Enfin, on terminera par un mot sur la réalisation en dents de scie du jeu qui souffre sur PC de son statut de titre multisupport et multi-génération. Déjà pas extraordinaire sur consoles nouvelle génération, Thief ne brille pas vraiment sur PC même en le poussant dans les options graphiques. Si la direction artistique s'en sort assez bien, sur le plan technique, il en va autrement. Textures grossière, framerate irrégulier (certaines cinématiques virent au diaporama), mixage sonore à revoir avec des voix parfois à peine audibles, parfois bien trop fortes (un garde qui ronfle à l'étage semble dormir à 1 mètre du joueur), modélisation d'un autre âge, on a même droit à de grandes manifestations d'une foule composée de... 2 clampins perdus dans la rue. Cette version PC s'accompagne de surcroît de problèmes en tout genres, même après l'application d'un premier patch, nombreux sont ceux qui peinent à la lancer ou qui voient le jeu planter à certains points clefs. On ne sait pas si Square et Eidos comptaient relancer une nouvelle série Thief, mais si c'est le cas, elle prend un bien mauvais départ.
Points forts
- Diversité des lieux.
- Quelques passages assez sympas malgré tout.

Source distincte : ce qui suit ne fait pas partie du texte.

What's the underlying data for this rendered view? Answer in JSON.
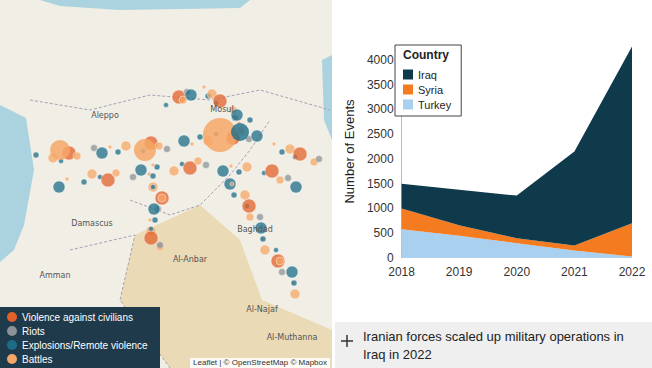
{
  "chart_data": {
    "type": "area",
    "stacked": true,
    "y_label": "Number of Events",
    "legend_title": "Country",
    "legend": "top-left",
    "grid": false,
    "categories": [
      "2018",
      "2019",
      "2020",
      "2021",
      "2022"
    ],
    "series": [
      {
        "name": "Iraq",
        "color": "#0e3a4b",
        "values": [
          500,
          720,
          860,
          1900,
          3570
        ]
      },
      {
        "name": "Syria",
        "color": "#f47b20",
        "values": [
          420,
          210,
          100,
          100,
          670
        ]
      },
      {
        "name": "Turkey",
        "color": "#a9d0ef",
        "values": [
          580,
          450,
          300,
          150,
          30
        ]
      }
    ],
    "ylim": [
      0,
      4300
    ],
    "yticks": [
      0,
      500,
      1000,
      1500,
      2000,
      2500,
      3000,
      3500,
      4000
    ]
  },
  "map": {
    "legend": [
      {
        "label": "Violence against civilians",
        "color": "#e2612b"
      },
      {
        "label": "Riots",
        "color": "#8c9296"
      },
      {
        "label": "Explosions/Remote violence",
        "color": "#1c6e88"
      },
      {
        "label": "Battles",
        "color": "#f6a766"
      }
    ],
    "place_labels": [
      "Aleppo",
      "Mosul",
      "Damascus",
      "Baghdad",
      "Al-Anbar",
      "Al-Najaf",
      "Al-Muthanna",
      "Amman"
    ],
    "attribution": "Leaflet | © OpenStreetMap © Mapbox"
  },
  "annotation": "Iranian forces scaled up military operations in Iraq in 2022"
}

- L'obligation réelle de fuir la confrontation.
Points faibles
- Level design ultra dirigiste et pas adapté.
- Architecture des niveaux très artificielle.
- Les mouvements limités de Garrett.
- L'IA capricieuse.
- La réalisation à bout de souffle.
- La bande-son fofolle.
- L'enfer du hub et ses loadings incessants.
- Le scénario aux fraises.
- Problèmes de stabilité sur PC
Il est facile de conclure en osant balancer que Thief n'est plus que l'ombre de lui-même. D'une telle licence, on attendait beaucoup, à commencer par un environnement ouvert offrant moult chemins possibles aux voleurs avisés. Las, ce reboot du roi de l’infiltration se paie un level design d'un dirigisme absolu, bardé de murs invisibles, et une architecture de la ville et de certaines missions qui leur font perdre toute vraisemblance. Le tout associé à une réalisation passable manquant de finition et à un hub central qui donne des cauchemars. On garde toutefois en tête quelques séquences plutôt sympas, qui permettent au jeu de taper la note moyenne, de justesse.